Они попробовали вагонную любовь. Это им понравилось. А потом был крепкий сон.
Утром состоялось возвращение в привычную предвыборную жизнь.
– Твоя идея осуществилась, – с мягкой улыбкой проговорила Наталья Михайловна, когда они вышли на перрон. – Ты доволен?
– Да. А ты?
– Я? – Она добродушно усмехнулась. – Довольна. Спасибо за интересный, насыщенный событиями день. И за его прекрасное завершение.
– Ты про секс в поезде? – игриво спросил Григорий.
– Нет. Я про Дон Кихота в театре твоего приятеля… Впрочем, секс в поезде мне тоже понравился.
Машина ждала их на привокзальной площади. Григорий завез Наталью Михайловну в галерею, а потом направился в штаб.
Он сходу окунулся в работу. Андрей доложил, что спецгруппа сформирована. Люди готовы к выполнению ответственной миссии. С одновременным получением тысячи рублей за ночь.
– Когда начнем? – спросил Андрей.
– Завтра. Текст помнишь?
– Да. «Кто против Квасова, тому смерть». Я его записал и передал Алексею.
– Осторожность – самое главное. Чтобы никаких концов, которые к нам ведут. Понял?
– Зачем повторять? Сделаем всё как надо.
После этого пришел Максим с новыми текстами.

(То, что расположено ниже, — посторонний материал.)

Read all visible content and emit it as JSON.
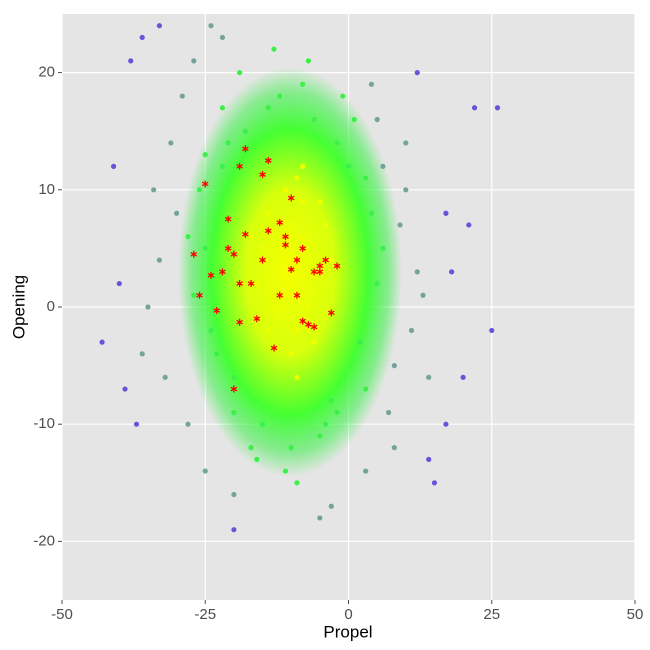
{
  "chart_data": {
    "type": "scatter",
    "xlabel": "Propel",
    "ylabel": "Opening",
    "xlim": [
      -50,
      50
    ],
    "ylim": [
      -25,
      25
    ],
    "xticks": [
      -50,
      -25,
      0,
      25,
      50
    ],
    "yticks": [
      -20,
      -10,
      0,
      10,
      20
    ],
    "grid": true,
    "series": [
      {
        "color": "#f0ff00",
        "marker": "circle",
        "x": [
          -12,
          -8,
          -10,
          -14,
          -6,
          -9,
          -11,
          -13,
          -7,
          -5,
          -15,
          -10,
          -8,
          -12,
          -4,
          -16,
          -9,
          -11,
          -6,
          -13,
          -10,
          -7,
          -14,
          -8,
          -12,
          -3,
          -17,
          -9,
          -5,
          -11
        ],
        "values": [
          4,
          6,
          2,
          8,
          1,
          -2,
          10,
          0,
          5,
          3,
          5,
          -4,
          9,
          -1,
          7,
          2,
          11,
          6,
          -3,
          3,
          7,
          0,
          -2,
          12,
          5,
          4,
          6,
          -6,
          9,
          1
        ]
      },
      {
        "color": "#3cf04a",
        "marker": "circle",
        "x": [
          -25,
          -22,
          -20,
          -18,
          -2,
          2,
          4,
          5,
          -24,
          -26,
          3,
          -1,
          -15,
          -10,
          -5,
          -12,
          -8,
          -14,
          -20,
          -3,
          -27,
          -23,
          0,
          6,
          -19,
          -16,
          -6,
          -11,
          -4,
          -21,
          -28,
          1,
          -13,
          -7,
          -17,
          -9,
          3,
          -25,
          -2,
          -22
        ],
        "values": [
          5,
          12,
          -6,
          15,
          14,
          -3,
          8,
          2,
          -2,
          10,
          -7,
          18,
          -10,
          -12,
          -11,
          18,
          19,
          17,
          -9,
          -8,
          1,
          -4,
          12,
          5,
          20,
          -13,
          16,
          -14,
          -10,
          14,
          6,
          16,
          22,
          21,
          -12,
          -15,
          11,
          13,
          -9,
          17
        ]
      },
      {
        "color": "#74a39c",
        "marker": "circle",
        "x": [
          -30,
          -33,
          -28,
          -35,
          5,
          8,
          10,
          12,
          7,
          -32,
          -29,
          -25,
          -20,
          3,
          9,
          6,
          -31,
          -27,
          11,
          13,
          -3,
          -5,
          -24,
          -34,
          14,
          -22,
          8,
          4,
          -36,
          10
        ],
        "values": [
          8,
          4,
          -10,
          0,
          16,
          -5,
          10,
          3,
          -9,
          -6,
          18,
          -14,
          -16,
          -14,
          7,
          12,
          14,
          21,
          -2,
          1,
          -17,
          -18,
          24,
          10,
          -6,
          23,
          -12,
          19,
          -4,
          14
        ]
      },
      {
        "color": "#6655d8",
        "marker": "circle",
        "x": [
          -43,
          -38,
          -40,
          -37,
          -36,
          17,
          18,
          22,
          26,
          25,
          17,
          12,
          -41,
          -33,
          21,
          15,
          -39,
          -20,
          14,
          20
        ],
        "values": [
          -3,
          21,
          2,
          -10,
          23,
          -10,
          3,
          17,
          17,
          -2,
          8,
          20,
          12,
          24,
          7,
          -15,
          -7,
          -19,
          -13,
          -6
        ]
      },
      {
        "color": "#ff0000",
        "marker": "star",
        "x": [
          -18,
          -14,
          -15,
          -19,
          -25,
          -21,
          -10,
          -12,
          -8,
          -5,
          -3,
          -11,
          -9,
          -20,
          -22,
          -17,
          -13,
          -7,
          -6,
          -4,
          -27,
          -24,
          -16,
          -23,
          -18,
          -19,
          -14,
          -11,
          -10,
          -8,
          -6,
          -20,
          -26,
          -21,
          -12,
          -5,
          -19,
          -15,
          -9,
          -2
        ],
        "values": [
          13.5,
          12.5,
          11.3,
          12,
          10.5,
          7.5,
          9.3,
          7.2,
          5,
          3.5,
          -0.5,
          6,
          4,
          -7,
          3,
          2,
          -3.5,
          -1.5,
          3,
          4,
          4.5,
          2.7,
          -1,
          -0.3,
          6.2,
          -1.3,
          6.5,
          5.3,
          3.2,
          -1.2,
          -1.7,
          4.5,
          1,
          5,
          1,
          3,
          2,
          4,
          1,
          3.5
        ]
      }
    ]
  }
}
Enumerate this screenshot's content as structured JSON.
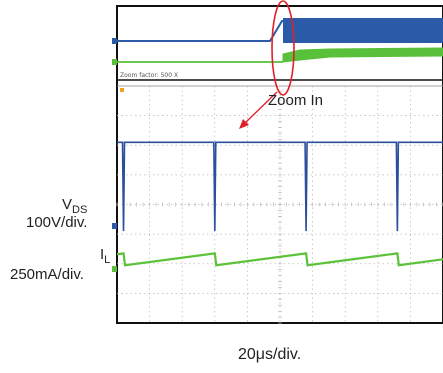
{
  "labels": {
    "zoom_in": "Zoom In",
    "vds_main": "V",
    "vds_sub": "DS",
    "vds_unit": "100V/div.",
    "il_main": "I",
    "il_sub": "L",
    "il_unit": "250mA/div.",
    "time_per_div": "20μs/div.",
    "zoom_factor": "Zoom factor: 500 X"
  },
  "colors": {
    "vds_trace": "#2b4f9c",
    "il_trace": "#5cc23a",
    "overview_vds": "#2b5aa8",
    "overview_il": "#58c039",
    "zoom_arrow": "#e0202a",
    "grid": "#b8b8b8",
    "frame": "#111111"
  },
  "chart_data": {
    "type": "line",
    "title": "",
    "xlabel": "20μs/div.",
    "divisions": {
      "x": 10,
      "y": 8
    },
    "series": [
      {
        "name": "VDS",
        "scale": "100V/div.",
        "level_div": 6.1,
        "spike_depth_div": 3.0,
        "spike_times_div": [
          0.2,
          3.0,
          5.8,
          8.6
        ]
      },
      {
        "name": "IL",
        "scale": "250mA/div.",
        "sawtooth_low_div": 1.95,
        "sawtooth_high_div": 2.35,
        "period_div": 2.8,
        "reset_times_div": [
          0.2,
          3.0,
          5.8,
          8.6
        ]
      }
    ]
  }
}
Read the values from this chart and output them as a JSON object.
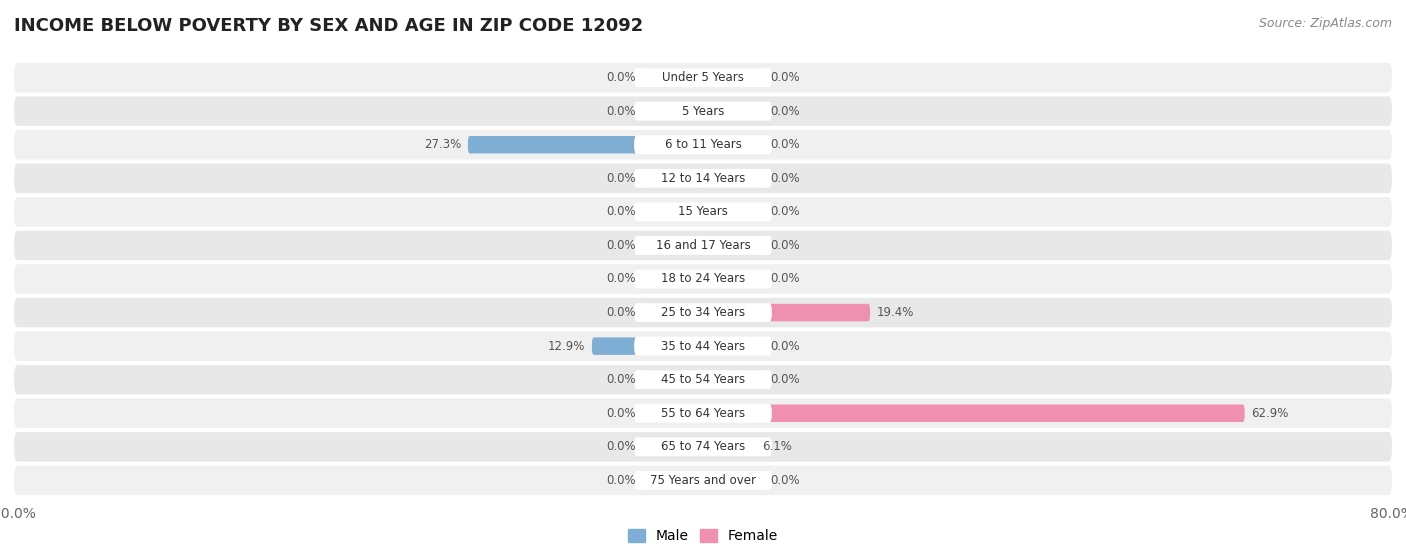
{
  "title": "INCOME BELOW POVERTY BY SEX AND AGE IN ZIP CODE 12092",
  "source": "Source: ZipAtlas.com",
  "categories": [
    "Under 5 Years",
    "5 Years",
    "6 to 11 Years",
    "12 to 14 Years",
    "15 Years",
    "16 and 17 Years",
    "18 to 24 Years",
    "25 to 34 Years",
    "35 to 44 Years",
    "45 to 54 Years",
    "55 to 64 Years",
    "65 to 74 Years",
    "75 Years and over"
  ],
  "male_values": [
    0.0,
    0.0,
    27.3,
    0.0,
    0.0,
    0.0,
    0.0,
    0.0,
    12.9,
    0.0,
    0.0,
    0.0,
    0.0
  ],
  "female_values": [
    0.0,
    0.0,
    0.0,
    0.0,
    0.0,
    0.0,
    0.0,
    19.4,
    0.0,
    0.0,
    62.9,
    6.1,
    0.0
  ],
  "male_color": "#7eaed4",
  "female_color": "#f090b0",
  "male_zero_color": "#adc8e0",
  "female_zero_color": "#f4bece",
  "row_colors": [
    "#f0f0f0",
    "#e8e8e8"
  ],
  "row_pill_color": "#e0e0e0",
  "xlim": 80.0,
  "min_stub": 7.0,
  "title_fontsize": 13,
  "tick_fontsize": 10,
  "legend_fontsize": 10,
  "source_fontsize": 9,
  "cat_label_fontsize": 8.5,
  "val_label_fontsize": 8.5
}
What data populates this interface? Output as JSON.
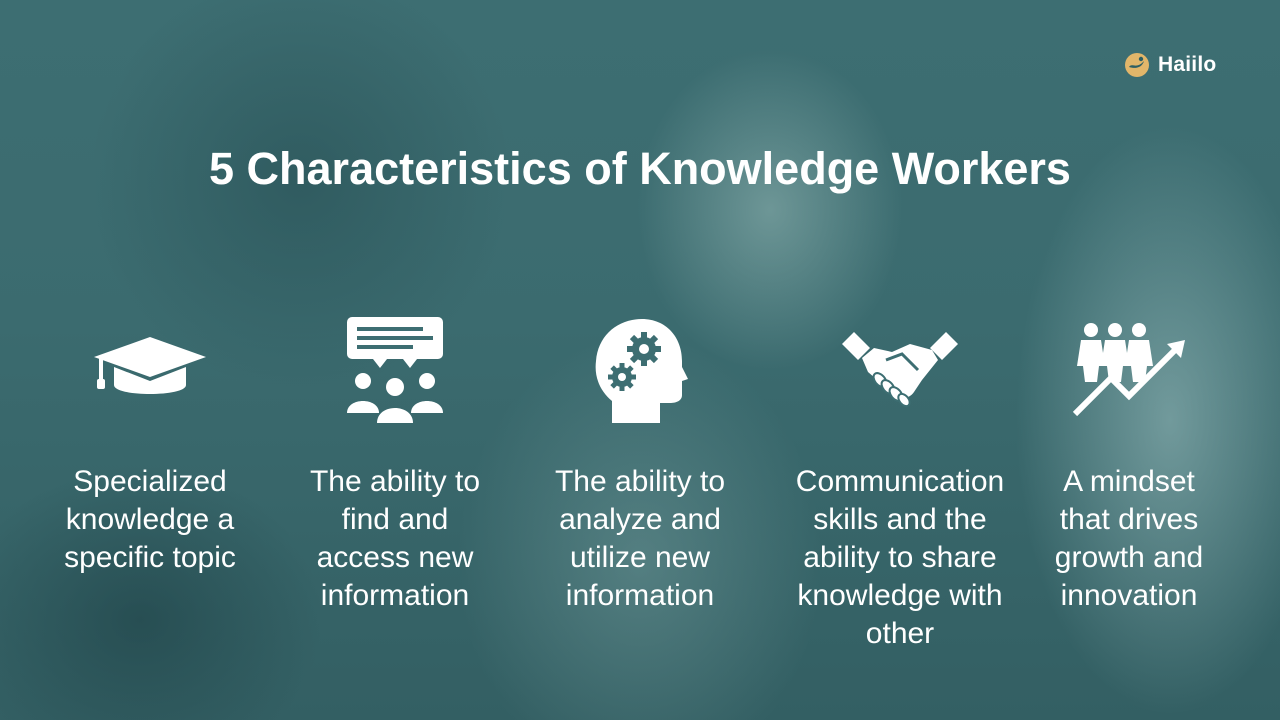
{
  "brand": {
    "name": "Haiilo"
  },
  "title": "5 Characteristics of Knowledge Workers",
  "items": [
    {
      "icon": "graduation-cap-icon",
      "lines": [
        "Specialized",
        "knowledge a",
        "specific topic"
      ]
    },
    {
      "icon": "group-discussion-icon",
      "lines": [
        "The ability to",
        "find and",
        "access new",
        "information"
      ]
    },
    {
      "icon": "head-gears-icon",
      "lines": [
        "The ability to",
        "analyze and",
        "utilize new",
        "information"
      ]
    },
    {
      "icon": "handshake-icon",
      "lines": [
        "Communication",
        "skills and the",
        "ability to share",
        "knowledge with",
        "other"
      ]
    },
    {
      "icon": "people-growth-icon",
      "lines": [
        "A mindset",
        "that drives",
        "growth and",
        "innovation"
      ]
    }
  ],
  "colors": {
    "logo_accent": "#e2b66a",
    "text": "#ffffff"
  }
}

Григорий читал, делал пометки, правил.
– Как Москва? – полюбопытствовал Максим.
– Нормально. Что, соскучился?
– Да.
– Потерпи, осталось немного… – Григорий ткнул пальцем в абзац. – Неудачное место. Поработай над ним. Всё. Больше у меня нет времени. Исчезаю.
Поначалу Григорий отправился в церковь, расположенную неподалеку. Дверь в храм была не заперта. Под старыми сводами царило запустение. Последствие того, что здесь долгие годы занимались вовсе не религиозными делами. Стены были побелены, но не расписаны. Иконостас, недавно восстановленный, из простого дерева, нес на своей поверхности множество провалов – не нашлись еще иконы, чтобы занять соответствующие места.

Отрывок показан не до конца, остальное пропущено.